NASA/JPL/Caltech/University of Arizona
Phoenix has now returned a couple very detailed panoramic photos of the Martian landscape around the lander. The images are large and and will require a couple minutes to display but oh, are they worth the wait. You’ll almost feel like an astronaut or geologist as you use your mouse to explore scene one and scene two. Notice the low range of hills in the second image. They’re likely the upraised rim of a crater.
We have rain today and rain tomorrow. I’m happy for rain and the two atoms that compose the water in all those drops. Hydrogen and oxygen.
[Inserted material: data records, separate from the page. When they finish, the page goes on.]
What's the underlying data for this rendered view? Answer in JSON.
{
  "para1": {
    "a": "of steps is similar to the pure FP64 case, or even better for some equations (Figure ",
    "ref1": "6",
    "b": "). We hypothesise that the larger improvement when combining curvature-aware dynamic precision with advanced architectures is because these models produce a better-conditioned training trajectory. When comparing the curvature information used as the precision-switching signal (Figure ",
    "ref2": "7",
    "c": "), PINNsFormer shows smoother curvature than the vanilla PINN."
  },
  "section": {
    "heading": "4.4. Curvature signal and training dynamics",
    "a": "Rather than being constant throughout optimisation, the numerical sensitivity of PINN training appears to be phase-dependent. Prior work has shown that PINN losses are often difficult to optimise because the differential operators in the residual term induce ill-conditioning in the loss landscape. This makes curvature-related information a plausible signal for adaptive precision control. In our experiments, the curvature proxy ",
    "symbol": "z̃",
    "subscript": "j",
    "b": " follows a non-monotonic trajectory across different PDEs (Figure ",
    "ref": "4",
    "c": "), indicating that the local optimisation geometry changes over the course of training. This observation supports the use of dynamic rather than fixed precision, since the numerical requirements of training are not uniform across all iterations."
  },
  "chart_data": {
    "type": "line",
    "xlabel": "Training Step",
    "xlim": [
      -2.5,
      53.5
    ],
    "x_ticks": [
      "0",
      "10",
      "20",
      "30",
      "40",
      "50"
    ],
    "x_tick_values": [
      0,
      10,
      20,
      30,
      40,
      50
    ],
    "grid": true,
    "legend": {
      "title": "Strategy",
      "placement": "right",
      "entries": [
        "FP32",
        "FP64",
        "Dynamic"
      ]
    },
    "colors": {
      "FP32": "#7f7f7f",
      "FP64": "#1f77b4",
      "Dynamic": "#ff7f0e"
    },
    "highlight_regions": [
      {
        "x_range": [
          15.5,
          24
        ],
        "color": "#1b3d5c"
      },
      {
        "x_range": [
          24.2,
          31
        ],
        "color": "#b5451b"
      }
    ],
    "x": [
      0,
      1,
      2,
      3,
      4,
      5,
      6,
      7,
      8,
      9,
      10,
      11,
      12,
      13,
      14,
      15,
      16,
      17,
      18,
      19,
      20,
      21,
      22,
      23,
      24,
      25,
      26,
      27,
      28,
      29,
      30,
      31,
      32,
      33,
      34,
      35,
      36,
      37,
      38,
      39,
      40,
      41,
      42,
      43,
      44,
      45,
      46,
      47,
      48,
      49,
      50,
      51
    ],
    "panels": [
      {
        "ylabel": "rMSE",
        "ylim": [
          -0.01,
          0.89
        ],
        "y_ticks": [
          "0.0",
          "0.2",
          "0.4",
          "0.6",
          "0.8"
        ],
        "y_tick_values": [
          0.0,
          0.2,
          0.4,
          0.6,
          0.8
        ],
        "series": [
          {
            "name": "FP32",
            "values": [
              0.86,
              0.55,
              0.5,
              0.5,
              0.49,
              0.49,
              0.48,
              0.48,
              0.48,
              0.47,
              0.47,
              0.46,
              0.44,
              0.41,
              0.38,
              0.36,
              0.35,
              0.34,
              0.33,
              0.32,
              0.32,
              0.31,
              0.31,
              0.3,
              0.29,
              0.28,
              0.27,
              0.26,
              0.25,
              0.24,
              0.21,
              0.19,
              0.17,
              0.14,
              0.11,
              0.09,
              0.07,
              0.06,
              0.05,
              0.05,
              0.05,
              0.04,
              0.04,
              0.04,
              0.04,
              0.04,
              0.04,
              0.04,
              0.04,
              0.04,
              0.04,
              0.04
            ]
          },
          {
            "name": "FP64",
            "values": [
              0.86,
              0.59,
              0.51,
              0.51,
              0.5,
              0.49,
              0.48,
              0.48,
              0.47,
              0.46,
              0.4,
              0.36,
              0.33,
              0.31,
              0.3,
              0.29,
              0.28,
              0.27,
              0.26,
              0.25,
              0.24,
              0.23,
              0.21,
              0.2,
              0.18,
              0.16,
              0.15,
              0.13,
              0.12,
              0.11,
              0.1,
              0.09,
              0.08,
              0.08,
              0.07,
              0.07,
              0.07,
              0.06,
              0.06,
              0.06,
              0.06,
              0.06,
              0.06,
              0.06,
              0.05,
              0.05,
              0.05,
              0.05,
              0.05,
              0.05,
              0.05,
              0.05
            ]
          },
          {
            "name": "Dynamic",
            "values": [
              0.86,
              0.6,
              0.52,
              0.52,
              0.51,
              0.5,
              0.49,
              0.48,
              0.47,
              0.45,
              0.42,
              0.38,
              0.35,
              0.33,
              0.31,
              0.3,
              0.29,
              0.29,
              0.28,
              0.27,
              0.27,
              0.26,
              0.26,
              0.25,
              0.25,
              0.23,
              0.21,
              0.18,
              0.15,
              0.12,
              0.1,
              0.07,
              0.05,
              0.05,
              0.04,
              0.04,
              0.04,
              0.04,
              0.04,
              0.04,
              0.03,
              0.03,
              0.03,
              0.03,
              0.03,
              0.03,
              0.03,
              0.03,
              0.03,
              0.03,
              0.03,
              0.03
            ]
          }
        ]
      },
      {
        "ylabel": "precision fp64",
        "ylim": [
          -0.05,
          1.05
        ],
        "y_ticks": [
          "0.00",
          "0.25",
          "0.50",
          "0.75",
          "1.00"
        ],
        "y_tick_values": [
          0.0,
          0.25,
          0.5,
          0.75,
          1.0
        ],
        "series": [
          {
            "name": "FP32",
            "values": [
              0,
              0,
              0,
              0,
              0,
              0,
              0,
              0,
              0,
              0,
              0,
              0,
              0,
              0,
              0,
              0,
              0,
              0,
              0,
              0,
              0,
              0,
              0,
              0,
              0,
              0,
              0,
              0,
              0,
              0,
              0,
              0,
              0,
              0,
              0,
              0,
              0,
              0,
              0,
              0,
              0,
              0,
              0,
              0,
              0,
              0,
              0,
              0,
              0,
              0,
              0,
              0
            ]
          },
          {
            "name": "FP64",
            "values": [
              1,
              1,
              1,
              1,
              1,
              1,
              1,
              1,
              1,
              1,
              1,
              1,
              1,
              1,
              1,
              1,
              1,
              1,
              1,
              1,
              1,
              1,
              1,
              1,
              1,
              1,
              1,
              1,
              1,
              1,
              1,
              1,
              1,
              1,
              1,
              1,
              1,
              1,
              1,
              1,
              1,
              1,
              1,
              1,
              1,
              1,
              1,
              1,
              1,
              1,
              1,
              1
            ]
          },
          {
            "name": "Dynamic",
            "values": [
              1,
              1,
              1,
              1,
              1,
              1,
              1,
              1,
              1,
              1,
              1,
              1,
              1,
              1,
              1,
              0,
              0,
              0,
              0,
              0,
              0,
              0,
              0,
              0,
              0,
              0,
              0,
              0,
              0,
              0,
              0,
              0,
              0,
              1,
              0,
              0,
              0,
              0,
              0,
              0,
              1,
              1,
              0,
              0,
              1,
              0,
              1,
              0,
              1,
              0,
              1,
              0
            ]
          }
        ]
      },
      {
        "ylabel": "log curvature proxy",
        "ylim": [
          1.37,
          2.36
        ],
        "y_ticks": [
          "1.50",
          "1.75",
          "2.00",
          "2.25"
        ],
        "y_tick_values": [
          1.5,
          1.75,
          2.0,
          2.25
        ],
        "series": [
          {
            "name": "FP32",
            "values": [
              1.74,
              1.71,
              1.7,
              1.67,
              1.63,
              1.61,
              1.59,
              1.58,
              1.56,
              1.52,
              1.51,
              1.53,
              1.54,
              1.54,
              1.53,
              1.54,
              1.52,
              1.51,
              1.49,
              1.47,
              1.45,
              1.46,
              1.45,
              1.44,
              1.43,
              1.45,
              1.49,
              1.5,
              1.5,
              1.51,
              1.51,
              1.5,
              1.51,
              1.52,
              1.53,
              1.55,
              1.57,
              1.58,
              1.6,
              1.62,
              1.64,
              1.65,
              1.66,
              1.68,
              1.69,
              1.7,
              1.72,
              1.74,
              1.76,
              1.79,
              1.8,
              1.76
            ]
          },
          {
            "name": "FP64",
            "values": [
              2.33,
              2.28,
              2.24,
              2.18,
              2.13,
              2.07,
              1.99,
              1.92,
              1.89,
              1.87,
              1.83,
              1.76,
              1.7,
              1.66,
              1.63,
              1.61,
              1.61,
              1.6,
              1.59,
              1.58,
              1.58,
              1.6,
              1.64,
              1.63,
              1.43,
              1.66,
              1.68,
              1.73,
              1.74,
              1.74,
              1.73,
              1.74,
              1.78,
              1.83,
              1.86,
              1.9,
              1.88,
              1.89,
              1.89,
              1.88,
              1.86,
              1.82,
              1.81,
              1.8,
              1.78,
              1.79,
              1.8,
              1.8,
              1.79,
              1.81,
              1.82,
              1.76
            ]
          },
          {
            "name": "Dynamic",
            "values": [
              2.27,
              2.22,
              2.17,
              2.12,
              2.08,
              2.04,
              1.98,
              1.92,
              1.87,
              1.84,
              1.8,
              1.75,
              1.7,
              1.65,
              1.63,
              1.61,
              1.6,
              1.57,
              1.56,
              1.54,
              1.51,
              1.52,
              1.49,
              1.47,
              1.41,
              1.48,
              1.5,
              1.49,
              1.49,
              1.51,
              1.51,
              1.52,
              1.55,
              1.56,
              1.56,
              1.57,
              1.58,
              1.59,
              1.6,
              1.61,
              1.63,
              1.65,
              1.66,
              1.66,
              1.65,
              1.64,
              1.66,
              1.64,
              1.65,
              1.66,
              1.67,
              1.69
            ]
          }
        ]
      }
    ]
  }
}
Think for a minute about the origin of those elements. Hydrogen makes up about 75% of all the known matter in the universe, and was created some 13.7 billion years ago in the Big Bang. Hydrogen, with just one proton and one electron, came out the hot mix with ease.
Oxygen is more complicated. It has eight protons and eight electrons. It had to be cooked up later in the cores of stars, where hydrogen and helium fuse together under the star’s tremendous heat and pressure to create heavier elements like carbon, oxygen, neon and many more.
During the formation of the solar system from a cloud of gas and dust 4.7 billion years ago, hydrogen and oxygen happily combined to form water molecules. Almost five billion years later, you and I rush to our cars to avoid getting soaked by the rain.
Next time you’re hurrying in the rain, consider the epic journey all those hydrogen and oxygen atoms have been on since the dawn of time. And slow down a little.
Astro Bob’s vision of the Big Bang — dang hot!